Пламя ссоры перескакивало с одного предмета на другой, причем обе стороны нелепо перегибали палку. Иной раз казалось, что Милан просто бредит. С горящими глазами он заявил, что Пишкота схватили не как патриотического трепача, а как пролетария! Это и на них налагает обязательства, так ведь они и договорились, иначе он, Милан, бросит все дело! И если придется ему погибать, то он тоже хочет погибнуть как пролетарий, с мыслью о Советах, о Сталине, с «Интернационалом» на устах! Не иначе!
Гонза взъерошился, но сумел принудить себя к ледяному спокойствию.
– Смотри не заверещи от страха! Не хвастайся, Милан! Что он меня все время подначивает, ребята? Что болтает? Что я, фабрикант, что ли? Я не говорю, что разбираюсь в этом, но я вовсе не против коммунизма, потому что у меня нет к тому никаких оснований! Но я и не фанатик. Я знаю многих рабочих, может, есть среди них и коммунисты, однако нет среди них ни одного такого тронутого, как ты! Меня словами не запугаешь! Я хочу сперва как следует разобраться и все решить своим умом, свободно...
– Бросьте вы, - вмешался рассерженный Павел.
– Несете околесицу какую-то. На оскорблениях мы далеко не уедем, ребята.
– Не я начал, - перебил его Гонза.
– Это он вечно нападает.

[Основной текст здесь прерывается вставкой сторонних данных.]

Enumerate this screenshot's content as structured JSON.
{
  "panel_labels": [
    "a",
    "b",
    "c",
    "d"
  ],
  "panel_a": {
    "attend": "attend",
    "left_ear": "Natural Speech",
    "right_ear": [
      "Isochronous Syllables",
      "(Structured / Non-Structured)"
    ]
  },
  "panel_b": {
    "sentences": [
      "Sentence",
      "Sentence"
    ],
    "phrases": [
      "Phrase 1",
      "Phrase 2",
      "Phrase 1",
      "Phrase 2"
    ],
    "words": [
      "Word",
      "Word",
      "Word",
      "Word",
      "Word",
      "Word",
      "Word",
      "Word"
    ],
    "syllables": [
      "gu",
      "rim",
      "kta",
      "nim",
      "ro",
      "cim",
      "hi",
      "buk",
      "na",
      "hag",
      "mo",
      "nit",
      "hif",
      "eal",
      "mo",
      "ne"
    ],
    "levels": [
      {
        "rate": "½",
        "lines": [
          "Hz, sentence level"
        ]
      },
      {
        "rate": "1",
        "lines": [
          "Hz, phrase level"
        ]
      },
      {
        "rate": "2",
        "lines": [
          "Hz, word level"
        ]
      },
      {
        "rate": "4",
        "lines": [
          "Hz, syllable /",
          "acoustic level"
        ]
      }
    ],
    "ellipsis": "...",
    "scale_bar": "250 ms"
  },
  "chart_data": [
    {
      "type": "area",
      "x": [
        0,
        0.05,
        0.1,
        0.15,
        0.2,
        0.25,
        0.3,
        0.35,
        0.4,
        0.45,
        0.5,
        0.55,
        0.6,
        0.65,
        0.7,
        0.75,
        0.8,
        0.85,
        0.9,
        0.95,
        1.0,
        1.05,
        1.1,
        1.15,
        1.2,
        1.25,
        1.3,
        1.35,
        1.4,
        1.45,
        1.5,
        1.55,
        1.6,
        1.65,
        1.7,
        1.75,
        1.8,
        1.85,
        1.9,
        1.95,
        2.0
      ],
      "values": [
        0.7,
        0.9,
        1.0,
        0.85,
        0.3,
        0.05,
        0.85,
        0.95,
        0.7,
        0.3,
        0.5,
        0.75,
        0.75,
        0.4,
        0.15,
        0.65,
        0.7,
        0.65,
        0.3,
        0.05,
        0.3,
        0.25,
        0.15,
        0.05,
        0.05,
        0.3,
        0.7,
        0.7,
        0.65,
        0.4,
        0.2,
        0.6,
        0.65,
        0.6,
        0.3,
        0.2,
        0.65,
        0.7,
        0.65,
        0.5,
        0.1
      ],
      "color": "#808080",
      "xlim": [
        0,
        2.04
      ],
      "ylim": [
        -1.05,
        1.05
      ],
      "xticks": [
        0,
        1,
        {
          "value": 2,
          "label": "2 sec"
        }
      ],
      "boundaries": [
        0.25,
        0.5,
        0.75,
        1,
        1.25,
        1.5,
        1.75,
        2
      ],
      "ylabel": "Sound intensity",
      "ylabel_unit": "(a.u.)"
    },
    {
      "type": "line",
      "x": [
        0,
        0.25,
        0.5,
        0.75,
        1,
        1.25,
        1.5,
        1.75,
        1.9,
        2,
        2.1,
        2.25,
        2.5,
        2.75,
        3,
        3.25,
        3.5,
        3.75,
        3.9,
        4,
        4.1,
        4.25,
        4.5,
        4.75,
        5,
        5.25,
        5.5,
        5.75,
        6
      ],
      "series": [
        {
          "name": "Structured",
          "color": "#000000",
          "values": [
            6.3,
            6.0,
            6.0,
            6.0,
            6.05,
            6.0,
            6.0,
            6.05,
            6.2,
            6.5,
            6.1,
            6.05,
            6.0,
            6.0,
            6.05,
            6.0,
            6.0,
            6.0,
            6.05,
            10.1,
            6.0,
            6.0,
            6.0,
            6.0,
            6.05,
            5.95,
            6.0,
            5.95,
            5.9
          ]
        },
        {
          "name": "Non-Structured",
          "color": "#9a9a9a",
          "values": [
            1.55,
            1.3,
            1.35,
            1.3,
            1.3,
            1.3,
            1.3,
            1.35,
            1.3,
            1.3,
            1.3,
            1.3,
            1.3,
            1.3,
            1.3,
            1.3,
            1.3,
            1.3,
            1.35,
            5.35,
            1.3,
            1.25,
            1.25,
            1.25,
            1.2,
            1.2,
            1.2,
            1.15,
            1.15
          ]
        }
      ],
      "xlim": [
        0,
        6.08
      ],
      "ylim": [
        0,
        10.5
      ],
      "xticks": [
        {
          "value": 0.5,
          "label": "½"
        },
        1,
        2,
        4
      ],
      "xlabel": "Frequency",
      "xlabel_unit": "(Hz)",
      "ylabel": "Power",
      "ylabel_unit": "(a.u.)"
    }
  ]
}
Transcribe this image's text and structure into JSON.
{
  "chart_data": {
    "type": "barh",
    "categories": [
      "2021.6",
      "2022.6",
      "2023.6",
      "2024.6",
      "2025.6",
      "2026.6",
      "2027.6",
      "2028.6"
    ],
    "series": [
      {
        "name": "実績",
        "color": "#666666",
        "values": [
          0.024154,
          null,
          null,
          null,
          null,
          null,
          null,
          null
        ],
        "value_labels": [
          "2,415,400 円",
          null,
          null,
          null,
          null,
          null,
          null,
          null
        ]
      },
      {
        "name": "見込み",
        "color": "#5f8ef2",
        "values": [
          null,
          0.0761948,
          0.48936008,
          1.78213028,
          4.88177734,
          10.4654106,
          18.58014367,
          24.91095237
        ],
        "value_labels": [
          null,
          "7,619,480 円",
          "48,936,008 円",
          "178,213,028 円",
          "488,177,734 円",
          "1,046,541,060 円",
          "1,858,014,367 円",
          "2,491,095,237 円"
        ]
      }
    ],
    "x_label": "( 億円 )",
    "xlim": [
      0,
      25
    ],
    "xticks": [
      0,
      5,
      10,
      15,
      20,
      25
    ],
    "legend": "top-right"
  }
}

С какой стати я должен переносить его нахальство... тем более, если мне ясно, откуда ветер дует.
– Он замолчал, чтоб перевести дух, впился глазами в Милана.
– Если б ты был искренним, Милан, то сам признался бы. Мы ведь знаем, в чем дело. Тебя злит, что я не верю тебе. И никогда не поверю! Хотя бы вы все так постановили. Тебе ясно?